Sur les conditions de résidence sur le territoire britannique pour bénéficier de la prestation (résidence habituelle, durée minimale de résidence et résidence sur le territoire au moment de la demande), la Cour observe que la prestation d'incapacité de courte durée n'est pas mentionnée à l'annexe II bis du règlement 1408/71, la levée des clauses de résidence figurant à l'article 10, § 1 du règlement devrait donc s'appliquer et on ne devrait pas pouvoir opposer la résidence habituelle.

Sur la condition de durée de résidence minimale au Royaume Uni antérieurement à la demande, la Cour précise que l'intéressée est citoyenne européenne et qu'à ce titre elle a le droit de circuler librement dans l'Union européenne, droit qu'elle a exercé en séjournant dans un État membre autre que son État membre d'origine.

La Cour reconnait au législateur national le droit de s'assurer de l'existence d'un lien réel entre le demandeur d'une prestation et l'État membre compétent, comme également celui de garantir l'équilibre financier des régimes.

Elle ajoute que si les conditions de durée de résidence sont tout à fait raisonnables, l'exclusion de tout autre élément représentatif du rattachement du demandeur à l'État membre compétent va au-delà de ce qui est nécessaire pour atteindre le but poursuivi. Pour la Cour les liens de rattachement de la requérante au Royaume Uni sont réels et suffisants : elle bénéficie déjà d'une allocation du régime britannique, des cotisations sont créditées sur son compte, son père et sa mère ont travaillé au Royaume Uni et sont titulaires d'avantages retraite de cet État, enfin elle a passé une partie significative de sa vie au Royaume Uni.
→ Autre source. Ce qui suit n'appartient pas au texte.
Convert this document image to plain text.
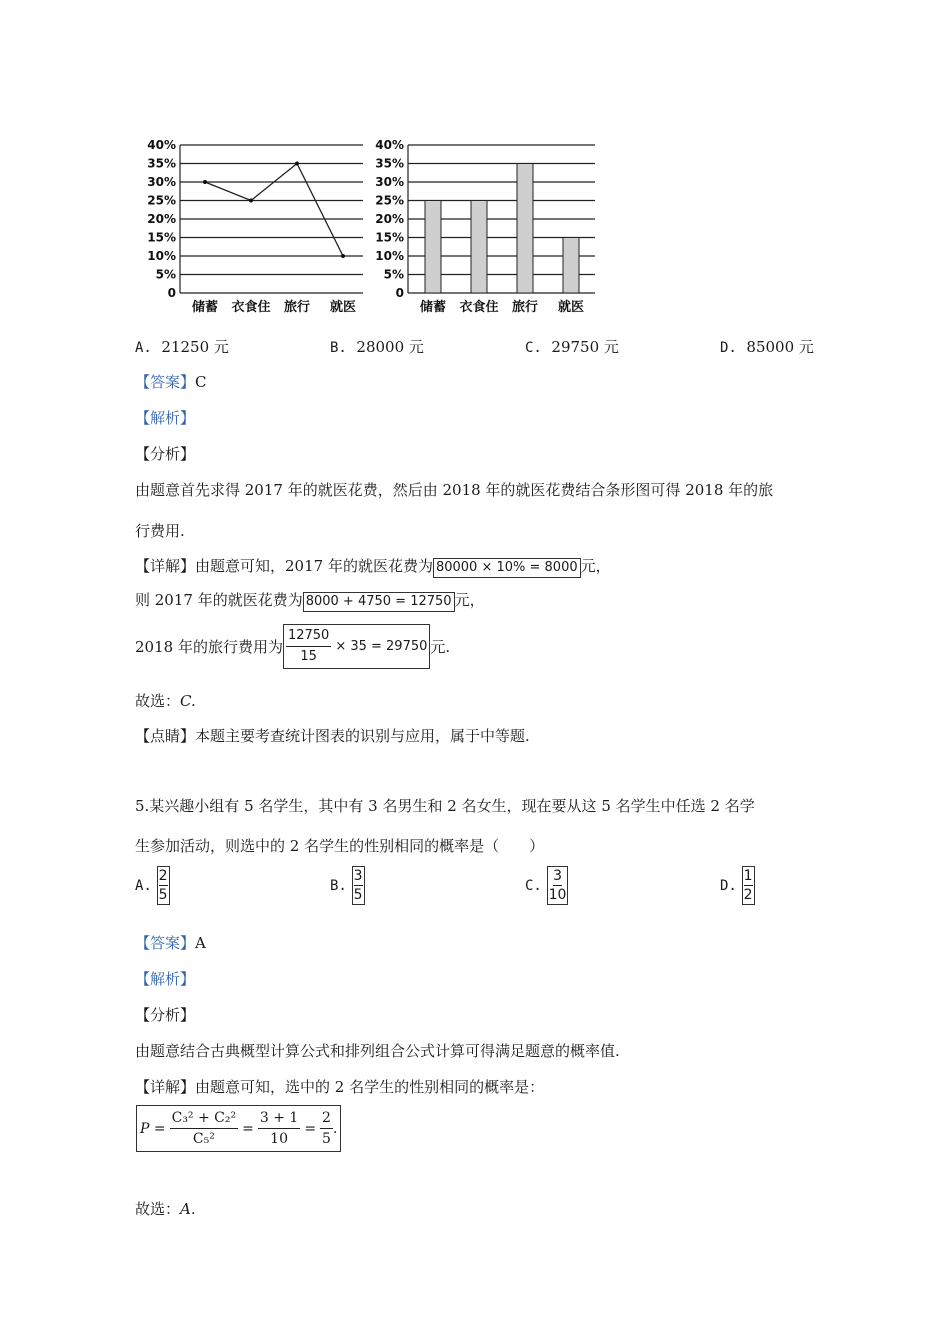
40%
35%
30%
25%
20%
15%
10%
5%
0
储蓄 衣食住 旅行 就医
40%
35%
30%
25%
20%
15%
10%
5%
0
储蓄 衣食住 旅行 就医
A. 21250 元	B. 28000 元	C. 29750 元	D. 85000 元
【答案】C
【解析】
【分析】
由题意首先求得 2017 年的就医花费，然后由 2018 年的就医花费结合条形图可得 2018 年的旅
行费用.
【详解】由题意可知，2017 年的就医花费为 80000 × 10% = 8000 元，
则 2017 年的就医花费为 8000 + 4750 = 12750 元，
2018 年的旅行费用为 $\frac{12750}{15} \times 35 = 29750$ 元.
故选：C.
【点睛】本题主要考查统计图表的识别与应用，属于中等题.
5.某兴趣小组有 5 名学生，其中有 3 名男生和 2 名女生，现在要从这 5 名学生中任选 2 名学
生参加活动，则选中的 2 名学生的性别相同的概率是（　　）
A.
$\frac{2}{5}$	B.
$\frac{3}{5}$	C.
$\frac{3}{10}$	D.
$\frac{1}{2}$
【答案】A
【解析】
【分析】
由题意结合古典概型计算公式和排列组合公式计算可得满足题意的概率值.
【详解】由题意可知，选中的 2 名学生的性别相同的概率是：
$P = \frac{\text{C₃² + C₂²}}{\text{C₅²}} = \frac{3 + 1}{10} = \frac{2}{5}$ .
故选：A.
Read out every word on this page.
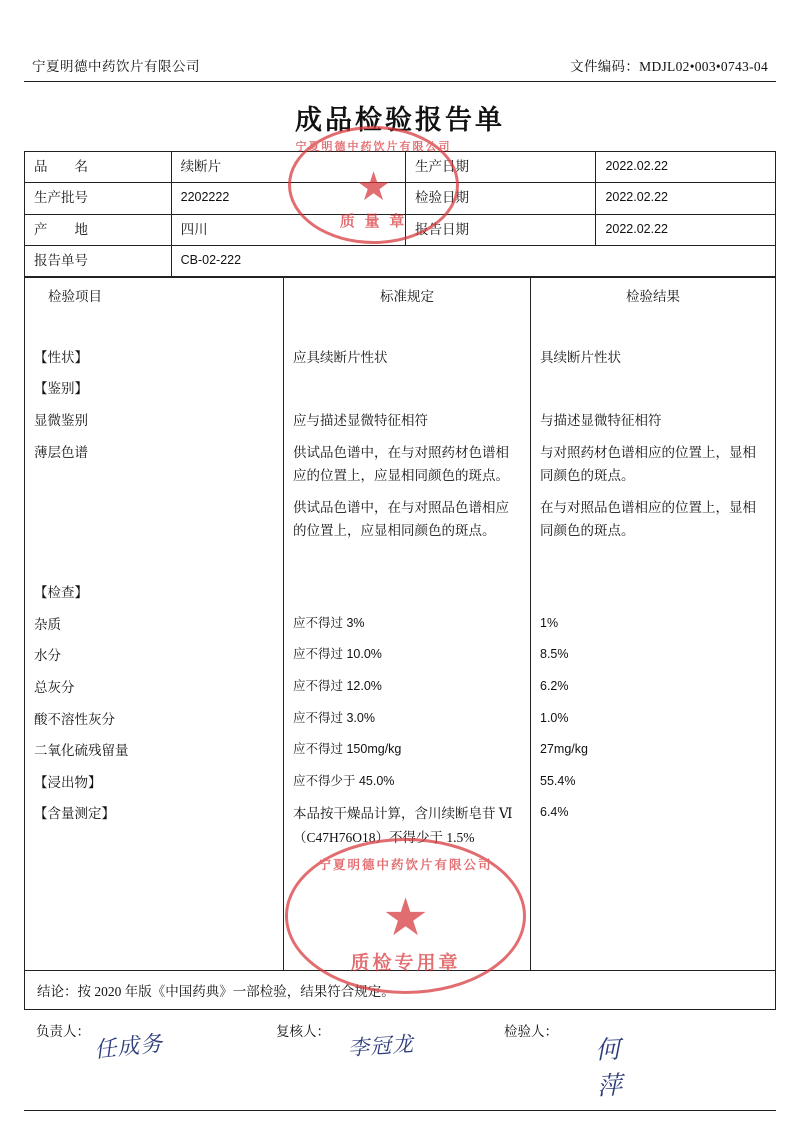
宁夏明德中药饮片有限公司	文件编码：MDJL02•003•0743-04
成品检验报告单
品　　名	续断片	生产日期	2022.02.22
生产批号	2202222	检验日期	2022.02.22
产　　地	四川	报告日期	2022.02.22
报告单号	CB-02-222		
检验项目	标准规定	检验结果

【性状】	应具续断片性状	具续断片性状
【鉴别】		
显微鉴别	应与描述显微特征相符	与描述显微特征相符
薄层色谱	供试品色谱中，在与对照药材色谱相应的位置上，应显相同颜色的斑点。	与对照药材色谱相应的位置上，显相同颜色的斑点。
	供试品色谱中，在与对照品色谱相应的位置上，应显相同颜色的斑点。	在与对照品色谱相应的位置上，显相同颜色的斑点。

【检查】		
杂质	应不得过 3%	1%
水分	应不得过 10.0%	8.5%
总灰分	应不得过 12.0%	6.2%
酸不溶性灰分	应不得过 3.0%	1.0%
二氧化硫残留量	应不得过 150mg/kg	27mg/kg
【浸出物】	应不得少于 45.0%	55.4%
【含量测定】	本品按干燥品计算，含川续断皂苷 Ⅵ（C47H76O18）不得少于 1.5%	6.4%

结论：按 2020 年版《中国药典》一部检验，结果符合规定。
负责人： 任成务	复核人：
李冠龙
检验人：
何萍
宁夏明德中药饮片有限公司
★
质 量 章
宁夏明德中药饮片有限公司
★
质检专用章
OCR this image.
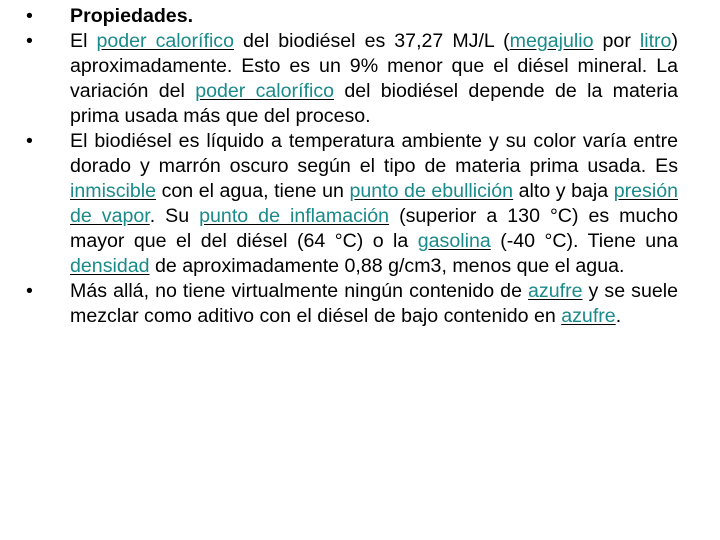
•	Propiedades.
•	El poder calorífico del biodiésel es 37,27 MJ/L (megajulio por litro) aproximadamente. Esto es un 9% menor que el diésel mineral. La variación del poder calorífico del biodiésel depende de la materia prima usada más que del proceso.
•	El biodiésel es líquido a temperatura ambiente y su color varía entre dorado y marrón oscuro según el tipo de materia prima usada. Es inmiscible con el agua, tiene un punto de ebullición alto y baja presión de vapor. Su punto de inflamación (superior a 130 °C) es mucho mayor que el del diésel (64 °C) o la gasolina (-40 °C). Tiene una densidad de aproximadamente 0,88 g/cm3, menos que el agua.
•	Más allá, no tiene virtualmente ningún contenido de azufre y se suele mezclar como aditivo con el diésel de bajo contenido en azufre.
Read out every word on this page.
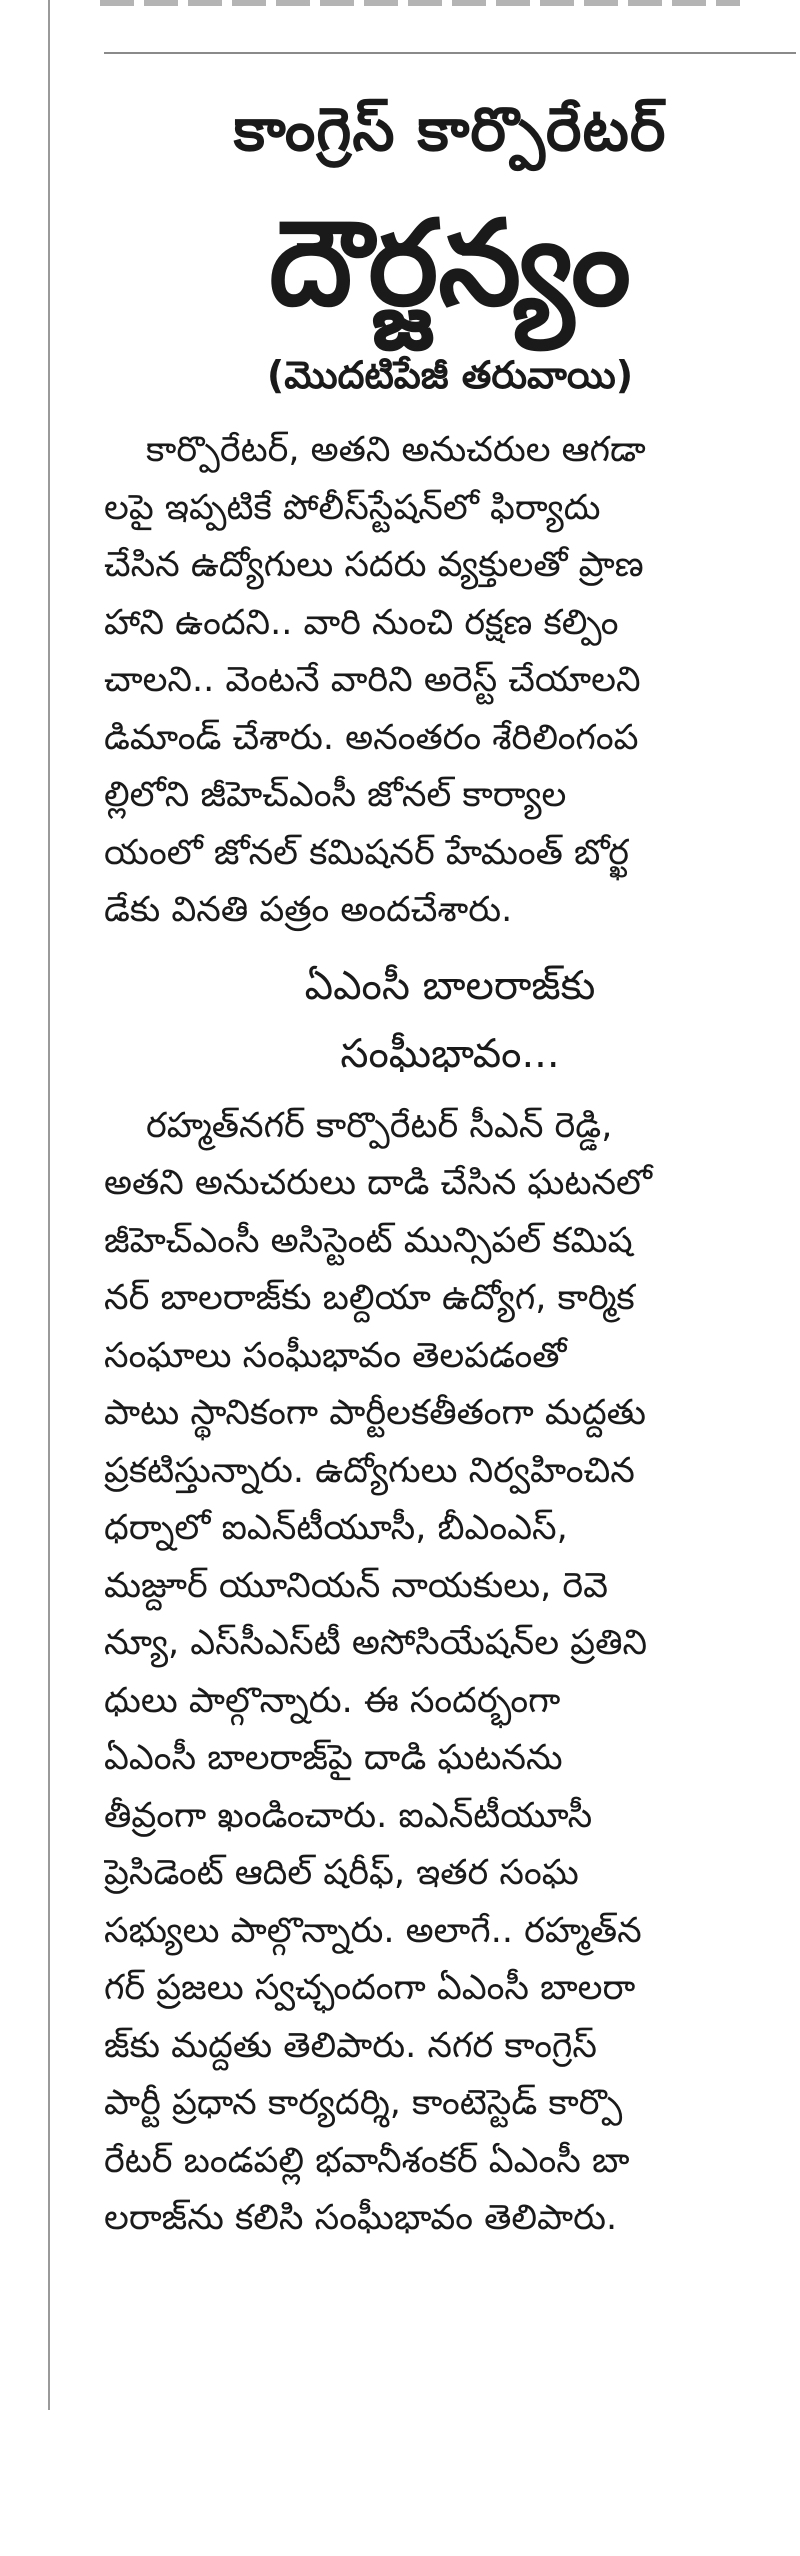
కాంగ్రెస్ కార్పొరేటర్
దౌర్జన్యం
(మొదటిపేజీ తరువాయి)
కార్పొరేటర్, అతని అనుచరుల ఆగడా
లపై ఇప్పటికే పోలీస్‌స్టేషన్‌లో ఫిర్యాదు
చేసిన ఉద్యోగులు సదరు వ్యక్తులతో ప్రాణ
హాని ఉందని.. వారి నుంచి రక్షణ కల్పిం
చాలని.. వెంటనే వారిని అరెస్ట్ చేయాలని
డిమాండ్ చేశారు. అనంతరం శేరిలింగంప
ల్లిలోని జీహెచ్ఎంసీ జోనల్ కార్యాల
యంలో జోనల్ కమిషనర్ హేమంత్ బోర్ఖ
డేకు వినతి పత్రం అందచేశారు.
ఏఎంసీ బాలరాజ్‌కు
సంఘీభావం...
రహ్మత్‌నగర్ కార్పొరేటర్ సీఎన్ రెడ్డి,
అతని అనుచరులు దాడి చేసిన ఘటనలో
జీహెచ్ఎంసీ అసిస్టెంట్ మున్సిపల్ కమిష
నర్ బాలరాజ్‌కు బల్దియా ఉద్యోగ, కార్మిక
సంఘాలు సంఘీభావం తెలపడంతో
పాటు స్థానికంగా పార్టీలకతీతంగా మద్దతు
ప్రకటిస్తున్నారు. ఉద్యోగులు నిర్వహించిన
ధర్నాలో ఐఎన్‌టీయూసీ, బీఎంఎస్,
మజ్దూర్ యూనియన్ నాయకులు, రెవె
న్యూ, ఎస్‌సీఎస్‌టీ అసోసియేషన్‌ల ప్రతిని
ధులు పాల్గొన్నారు. ఈ సందర్భంగా
ఏఎంసీ బాలరాజ్‌పై దాడి ఘటనను
తీవ్రంగా ఖండించారు. ఐఎన్‌టీయూసీ
ప్రెసిడెంట్ ఆదిల్ షరీఫ్, ఇతర సంఘ
సభ్యులు పాల్గొన్నారు. అలాగే.. రహ్మత్‌న
గర్ ప్రజలు స్వచ్ఛందంగా ఏఎంసీ బాలరా
జ్‌కు మద్దతు తెలిపారు. నగర కాంగ్రెస్
పార్టీ ప్రధాన కార్యదర్శి, కాంటెస్టెడ్ కార్పొ
రేటర్ బండపల్లి భవానీశంకర్ ఏఎంసీ బా
లరాజ్‌ను కలిసి సంఘీభావం తెలిపారు.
La Cour estime que soumettre l'acquisition d'un droit à une prestation d'incapacité de courte durée pour jeune handicapés à une condition de résidence antérieure sur le territoire à l'exclusion de tout autre élément permettant d'établir l'existence d'un lien réel entre le demandeur et l'État en cause va au delà de ce qui est nécessaire et constitue une restriction injustifiée à la liberté de circulation du citoyen de l'Union européenne et est contraire à l'article 21, paragraphe 1 du Traité de fonctionnement de l'Union européenne.